The radiator drip was solved with a cork, thankfully, but I have been redecorating. I’ve managed up to the first coat of paint. This did not distract from Saturday’s rugby – France beat Ireland, Wales beat England (woot! Triple Crown!) – or the disappearance of Sunday in an all day trip to SWASH 2012. Next year, I think they’re moving the dates to slightly later in the year, so I won’t have to chose between men rolling in the mud and people waving swords again. Hopefully, decorating won’t enter into the equation.

Redrafting on 25 Ways To Kill A Werewolf continues, with more writing on hold for a while. I just don’t have the time with redecorating and such.

Sunday 12th February, 2012

Yesterday, England beat Italy in Rome (in the remains of the snow) and the France-Ireland game got called off due to a frozen, or soon to be frozen pitch. The temperatures were in minus numbers and things did not look good when they took the heaters away. As far as I know, the fixture has yet to be rearranged but people expect it to be the first weekend in March. Wales play Scotland this afternoon.

So, yes, the low temperatures continue. In my case, that just means things have been freezing up again most nights and the snow hasn’t actually cleared. It did try to snow again in the week but it didn’t add much. It did make getting to work interesting as the sites I work at are not exactly well travelled. There were a few instances of ice (or, at least, slush) skating in the car. Because the surface has freeze-thawed a number of times, Finn is not finding it quite as much fun as last weekend.

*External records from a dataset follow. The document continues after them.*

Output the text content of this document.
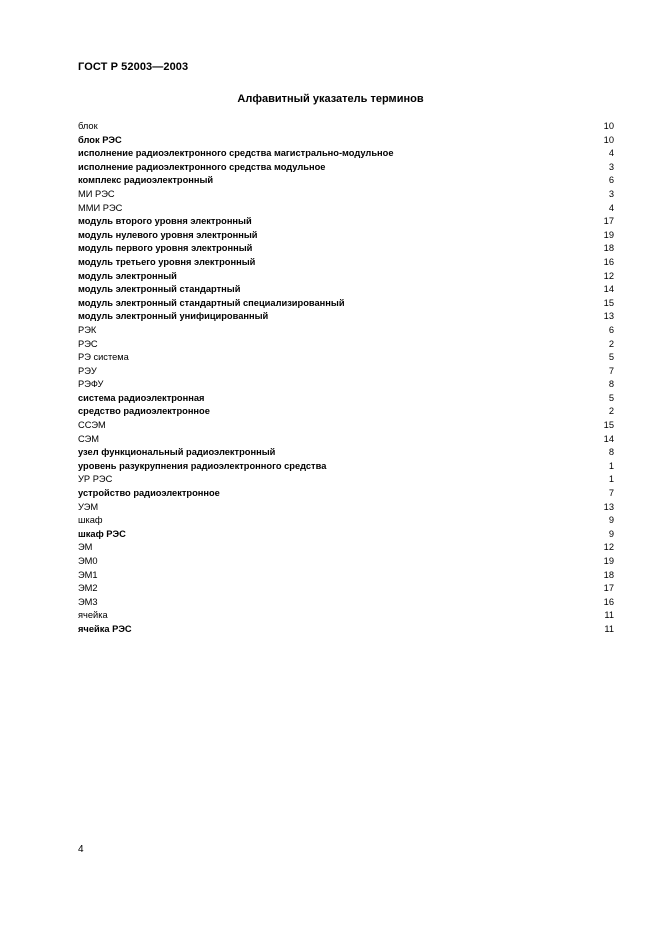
ГОСТ Р 52003—2003
Алфавитный указатель терминов
блок	10
блок РЭС	10
исполнение радиоэлектронного средства магистрально-модульное	4
исполнение радиоэлектронного средства модульное	3
комплекс радиоэлектронный	6
МИ РЭС	3
ММИ РЭС	4
модуль второго уровня электронный	17
модуль нулевого уровня электронный	19
модуль первого уровня электронный	18
модуль третьего уровня электронный	16
модуль электронный	12
модуль электронный стандартный	14
модуль электронный стандартный специализированный	15
модуль электронный унифицированный	13
РЭК	6
РЭС	2
РЭ система	5
РЭУ	7
РЭФУ	8
система радиоэлектронная	5
средство радиоэлектронное	2
ССЭМ	15
СЭМ	14
узел функциональный радиоэлектронный	8
уровень разукрупнения радиоэлектронного средства	1
УР РЭС	1
устройство радиоэлектронное	7
УЭМ	13
шкаф	9
шкаф РЭС	9
ЭМ	12
ЭМ0	19
ЭМ1	18
ЭМ2	17
ЭМ3	16
ячейка	11
ячейка РЭС	11
4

In terms of what everyone else gets to see, I’ve posted to the blog on world building again: Women’s Rules in Fantasy Fiction. It is facetious in that it’s intentionally oversimplified. The idea being that, generally, people will say I need a female character and assume that covers everything rather than aiming for any complexity. (In the defence of the rare book that actually does that, the other characters aren’t actually that complex, either.) I’m building a back-log of posts in a series on this with the next due to be posted mid-week. I would be lazy and work on them more slowly but I have some “free” time and I may not have that when I get round to the later posts. Please let me know what you think of them.

This all came out of discussions with Dylan Fox [External Link] about The Three Guineveres (which I’ve also managed a small amount of progress on, this week). Although not a “medieval Europe” fantasy, it does rely heavily on inspirational material that made it through the period – and some of the character traits of my Guineveres reflect this perhaps a little too much. The debate was basically a how to tone it down in the first instance so that it didn’t upset the modern reader without loosing the somewhat old-fashioned plot and associated character traits. Has it worked? Well, if it ever makes it into print (electronic or otherwise), you’ll be the first to know.